A tua recordação, qualquer pormenor de ti - como as mãos compridas com que brincas com o meu cabelo, o toque das tuas pernas que se enrolam nas minhas enquanto dormes como a pairar sobre planícies inteiras e mornas. Esse acidente que acontece porque estamos juntos - esse momento em que o acaso faz sentido, se encaixa no meio de tudo para depois ficar a contar o que fomos.
Grandes linhas - as mais profundas, pelo menos, nascem do acaso de nos abandonarmos aos braços um do outro, de aceitarmos que o véu do que se esconde se nos vai mostrar ao mesmo tempo.
Como aqueles amanheceres que gostas que veja contigo com a janela aberta e o arrepio da pele a juntar-nos mais de encontro um ao outro, enquanto o palrar do mundo, o bulício das coisas e o pêndulo da rotina se começa a arrastar ao longe.

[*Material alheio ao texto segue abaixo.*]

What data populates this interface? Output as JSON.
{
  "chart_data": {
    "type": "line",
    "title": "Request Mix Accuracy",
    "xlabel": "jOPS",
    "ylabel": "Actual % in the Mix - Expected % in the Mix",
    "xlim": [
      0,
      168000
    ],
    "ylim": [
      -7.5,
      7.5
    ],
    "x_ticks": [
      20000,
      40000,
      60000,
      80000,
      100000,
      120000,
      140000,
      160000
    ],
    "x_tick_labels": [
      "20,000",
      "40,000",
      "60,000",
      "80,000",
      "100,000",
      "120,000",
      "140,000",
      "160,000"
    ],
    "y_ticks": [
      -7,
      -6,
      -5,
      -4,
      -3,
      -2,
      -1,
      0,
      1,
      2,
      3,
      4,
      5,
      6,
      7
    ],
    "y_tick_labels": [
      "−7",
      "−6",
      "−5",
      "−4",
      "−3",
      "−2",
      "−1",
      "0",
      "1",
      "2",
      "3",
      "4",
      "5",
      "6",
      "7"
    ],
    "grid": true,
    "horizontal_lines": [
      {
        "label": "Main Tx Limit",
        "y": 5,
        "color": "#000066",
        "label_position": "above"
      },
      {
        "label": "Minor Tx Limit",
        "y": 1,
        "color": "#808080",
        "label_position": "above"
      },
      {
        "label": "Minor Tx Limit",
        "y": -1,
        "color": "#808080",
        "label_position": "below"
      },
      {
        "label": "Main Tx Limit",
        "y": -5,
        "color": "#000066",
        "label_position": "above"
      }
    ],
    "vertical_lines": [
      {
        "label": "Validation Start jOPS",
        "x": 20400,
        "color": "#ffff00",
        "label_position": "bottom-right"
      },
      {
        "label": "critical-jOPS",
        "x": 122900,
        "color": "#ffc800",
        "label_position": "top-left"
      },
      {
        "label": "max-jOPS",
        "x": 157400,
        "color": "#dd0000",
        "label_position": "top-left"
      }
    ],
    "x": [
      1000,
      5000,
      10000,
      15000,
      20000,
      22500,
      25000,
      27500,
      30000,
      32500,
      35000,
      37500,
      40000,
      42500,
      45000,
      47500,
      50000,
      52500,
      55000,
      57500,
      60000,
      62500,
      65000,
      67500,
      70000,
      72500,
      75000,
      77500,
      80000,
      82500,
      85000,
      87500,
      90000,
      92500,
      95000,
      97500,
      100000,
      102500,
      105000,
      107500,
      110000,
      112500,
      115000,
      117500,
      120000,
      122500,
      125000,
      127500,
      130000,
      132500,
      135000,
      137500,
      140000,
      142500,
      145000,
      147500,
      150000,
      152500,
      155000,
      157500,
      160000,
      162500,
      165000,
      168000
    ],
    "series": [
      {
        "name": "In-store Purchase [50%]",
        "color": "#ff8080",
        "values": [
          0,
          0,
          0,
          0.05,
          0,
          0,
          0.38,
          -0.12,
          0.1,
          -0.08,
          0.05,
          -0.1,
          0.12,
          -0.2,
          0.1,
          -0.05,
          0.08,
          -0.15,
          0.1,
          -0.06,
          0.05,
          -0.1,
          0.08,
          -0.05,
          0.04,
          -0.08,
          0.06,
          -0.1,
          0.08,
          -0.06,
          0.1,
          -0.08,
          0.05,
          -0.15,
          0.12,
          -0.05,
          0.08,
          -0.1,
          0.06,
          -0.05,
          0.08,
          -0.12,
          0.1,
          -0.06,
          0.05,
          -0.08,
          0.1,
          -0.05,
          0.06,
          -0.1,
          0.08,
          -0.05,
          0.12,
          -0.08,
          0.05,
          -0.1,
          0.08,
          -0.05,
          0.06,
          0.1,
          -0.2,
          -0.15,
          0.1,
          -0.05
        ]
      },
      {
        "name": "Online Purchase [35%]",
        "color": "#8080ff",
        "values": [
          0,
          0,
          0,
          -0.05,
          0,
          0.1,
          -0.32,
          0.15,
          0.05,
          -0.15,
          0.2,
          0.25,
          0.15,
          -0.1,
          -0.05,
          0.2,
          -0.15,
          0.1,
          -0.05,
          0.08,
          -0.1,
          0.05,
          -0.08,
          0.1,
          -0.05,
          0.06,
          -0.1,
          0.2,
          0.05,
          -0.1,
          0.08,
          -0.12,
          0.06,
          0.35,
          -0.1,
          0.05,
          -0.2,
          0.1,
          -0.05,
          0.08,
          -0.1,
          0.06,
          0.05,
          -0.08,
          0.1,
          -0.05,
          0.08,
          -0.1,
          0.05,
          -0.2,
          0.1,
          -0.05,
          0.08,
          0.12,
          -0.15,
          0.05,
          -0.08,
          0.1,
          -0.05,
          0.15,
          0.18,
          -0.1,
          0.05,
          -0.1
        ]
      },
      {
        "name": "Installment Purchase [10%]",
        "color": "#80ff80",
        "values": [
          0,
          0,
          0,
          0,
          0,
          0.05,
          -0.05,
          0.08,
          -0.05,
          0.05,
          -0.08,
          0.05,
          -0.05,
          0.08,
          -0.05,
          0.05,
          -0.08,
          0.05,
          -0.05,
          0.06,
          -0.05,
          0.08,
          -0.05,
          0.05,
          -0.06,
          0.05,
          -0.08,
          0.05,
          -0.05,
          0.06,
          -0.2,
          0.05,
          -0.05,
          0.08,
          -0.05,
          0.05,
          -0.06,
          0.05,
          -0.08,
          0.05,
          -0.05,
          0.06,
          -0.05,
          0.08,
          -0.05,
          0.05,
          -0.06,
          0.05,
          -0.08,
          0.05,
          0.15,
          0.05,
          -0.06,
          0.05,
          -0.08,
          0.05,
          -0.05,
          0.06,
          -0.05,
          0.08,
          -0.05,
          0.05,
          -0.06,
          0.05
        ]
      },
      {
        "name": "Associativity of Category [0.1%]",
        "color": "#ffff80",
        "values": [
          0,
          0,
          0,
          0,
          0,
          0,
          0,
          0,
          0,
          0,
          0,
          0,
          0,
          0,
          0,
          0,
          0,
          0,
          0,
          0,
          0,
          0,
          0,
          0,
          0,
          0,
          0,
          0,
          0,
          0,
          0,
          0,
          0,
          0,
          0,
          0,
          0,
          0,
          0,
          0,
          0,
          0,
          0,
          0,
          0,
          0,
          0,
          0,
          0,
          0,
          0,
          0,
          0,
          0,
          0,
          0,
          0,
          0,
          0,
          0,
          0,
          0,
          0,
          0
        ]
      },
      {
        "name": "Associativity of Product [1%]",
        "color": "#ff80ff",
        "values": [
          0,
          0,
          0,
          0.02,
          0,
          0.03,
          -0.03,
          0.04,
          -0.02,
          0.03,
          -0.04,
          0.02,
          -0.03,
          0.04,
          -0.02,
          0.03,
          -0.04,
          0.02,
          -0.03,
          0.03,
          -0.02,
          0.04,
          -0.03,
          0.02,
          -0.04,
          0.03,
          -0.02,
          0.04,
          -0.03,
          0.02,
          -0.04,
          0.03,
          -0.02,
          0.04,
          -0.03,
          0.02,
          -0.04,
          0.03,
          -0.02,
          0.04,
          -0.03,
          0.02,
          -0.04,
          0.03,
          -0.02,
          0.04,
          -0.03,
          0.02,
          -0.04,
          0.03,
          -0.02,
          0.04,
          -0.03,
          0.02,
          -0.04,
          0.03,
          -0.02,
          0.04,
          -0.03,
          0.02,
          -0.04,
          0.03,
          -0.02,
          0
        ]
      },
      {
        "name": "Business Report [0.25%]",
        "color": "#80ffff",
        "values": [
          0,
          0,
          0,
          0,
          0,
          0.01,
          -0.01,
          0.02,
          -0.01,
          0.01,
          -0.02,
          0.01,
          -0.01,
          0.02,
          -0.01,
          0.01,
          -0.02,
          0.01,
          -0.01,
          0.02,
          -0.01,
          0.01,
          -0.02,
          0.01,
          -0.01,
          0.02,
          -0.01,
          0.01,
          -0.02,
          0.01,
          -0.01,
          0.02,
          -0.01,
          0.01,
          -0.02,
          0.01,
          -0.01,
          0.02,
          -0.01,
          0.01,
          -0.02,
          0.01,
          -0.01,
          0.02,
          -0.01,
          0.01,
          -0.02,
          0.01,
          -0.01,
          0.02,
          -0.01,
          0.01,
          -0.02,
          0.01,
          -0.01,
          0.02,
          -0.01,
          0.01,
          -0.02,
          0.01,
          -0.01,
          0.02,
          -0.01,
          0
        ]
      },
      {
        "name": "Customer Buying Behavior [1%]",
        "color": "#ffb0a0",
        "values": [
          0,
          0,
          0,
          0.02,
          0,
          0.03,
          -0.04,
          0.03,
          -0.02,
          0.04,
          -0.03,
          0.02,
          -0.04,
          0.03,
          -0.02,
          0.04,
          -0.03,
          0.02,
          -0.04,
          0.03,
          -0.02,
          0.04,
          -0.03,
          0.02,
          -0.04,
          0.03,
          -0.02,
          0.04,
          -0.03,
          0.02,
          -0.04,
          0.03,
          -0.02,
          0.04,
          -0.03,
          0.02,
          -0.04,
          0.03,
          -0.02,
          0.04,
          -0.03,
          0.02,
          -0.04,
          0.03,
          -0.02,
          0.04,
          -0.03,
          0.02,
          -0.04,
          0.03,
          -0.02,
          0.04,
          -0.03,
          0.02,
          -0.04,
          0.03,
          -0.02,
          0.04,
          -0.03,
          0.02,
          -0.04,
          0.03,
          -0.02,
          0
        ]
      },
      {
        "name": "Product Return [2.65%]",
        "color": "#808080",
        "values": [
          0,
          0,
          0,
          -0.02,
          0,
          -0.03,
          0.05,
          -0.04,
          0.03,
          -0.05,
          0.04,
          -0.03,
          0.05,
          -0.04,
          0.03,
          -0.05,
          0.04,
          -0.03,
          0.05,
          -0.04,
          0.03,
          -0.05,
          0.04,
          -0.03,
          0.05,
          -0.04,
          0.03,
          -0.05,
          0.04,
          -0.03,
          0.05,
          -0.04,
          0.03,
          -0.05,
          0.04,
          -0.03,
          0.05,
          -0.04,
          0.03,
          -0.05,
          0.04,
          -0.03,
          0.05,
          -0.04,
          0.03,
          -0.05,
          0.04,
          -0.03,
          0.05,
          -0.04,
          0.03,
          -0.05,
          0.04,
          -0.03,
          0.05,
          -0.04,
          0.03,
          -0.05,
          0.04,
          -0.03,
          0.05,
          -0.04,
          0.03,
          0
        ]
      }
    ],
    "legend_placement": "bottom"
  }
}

O teu cheiro traz-te toda de encontro a mim enquanto passeio sozinho na cidade - não é exactamente um cheiro o que te anuncia dentro de mim. É esse olhar com os olhos imersos no meio de uma luz que nos embala, esse caminhar com os pés numa almofada de terra molhada e tenra.
Esse desejar-te com o fundo do estômago e parar no meio do caminho para relembrar um pormenor mais lancinante do teu ventre, desse movimento em que renuncias para te sublimares.
Trago na camisola a forma do teu corpo ou é ela que imagino porque ainda traz o cheiro da tua pele depois de a teres vestido.
Ficar a ouvir música contigo e deixar que as palavras nos toquem aos dois no mesmo momento - a sintonia de algo nosso se começar a gravar no significado daquelas frases para passar a ser algo de totalmente diferente do que se ouve a tocar.
O teu cheiro também é essa maresia que se desprende das rochas enquanto bebemos vinho presos no labirinto do desejo e nessa atenção febril que antecipa a chegada desse diálogo que se trava com os corpos para se conquistar com os silêncios.
Ouvir-te falar sobre um livro, sobre alguém da tua família que te marcou como a mim - vestida com a minha camisola pareces uma adolescente que faz do improviso a melhor forma de provocação.
As coisas que vi contigo são o cheiro da tua memória - a memória tem o cheiro do que as coisas ainda significam para nós. E podemos reencontrar alguém porque, por cima das letras, das valsas e músicas do mundo, se escreveu alguma coisa de que apenas duas pessoas são os intérpretes e sabedores.
Trocamos essa ampliação da confiança que é o silêncio - talvez que apenas nele se possa verdadeiramente escutar o coração. O silêncio envolveu-nos para nos revelar. E na nudez dessa entrega as possibilidades foram infinitas - porque o horizonte era a luz que trazias no leito do olhar nessas noites em que adormecias cansada de falar, de poder esticar sobre o silêncio as dúvidas cansadas, gastas e sombrias.
Tinhas graça, com essa camisola e esse corpo desenhado com um contorno mais nítido contra a luz.
Encontro-te nas palmas das minhas mãos e no suor do meu corpo. Ainda transpiro o teu eco na minha pele, ainda tragos os nós dos dedos atados na forma exacta dessa tua mão comprida e macia.
Do teu cheiro fica-me um painel feito da espuma de tudo isso que foi tão intenso como uma matilha de ondas que arfa contra as rochas.
O cheiro, afinal de contas, são os outros olhos que nos ficam quando deixamos de ver o mundo sozinhos.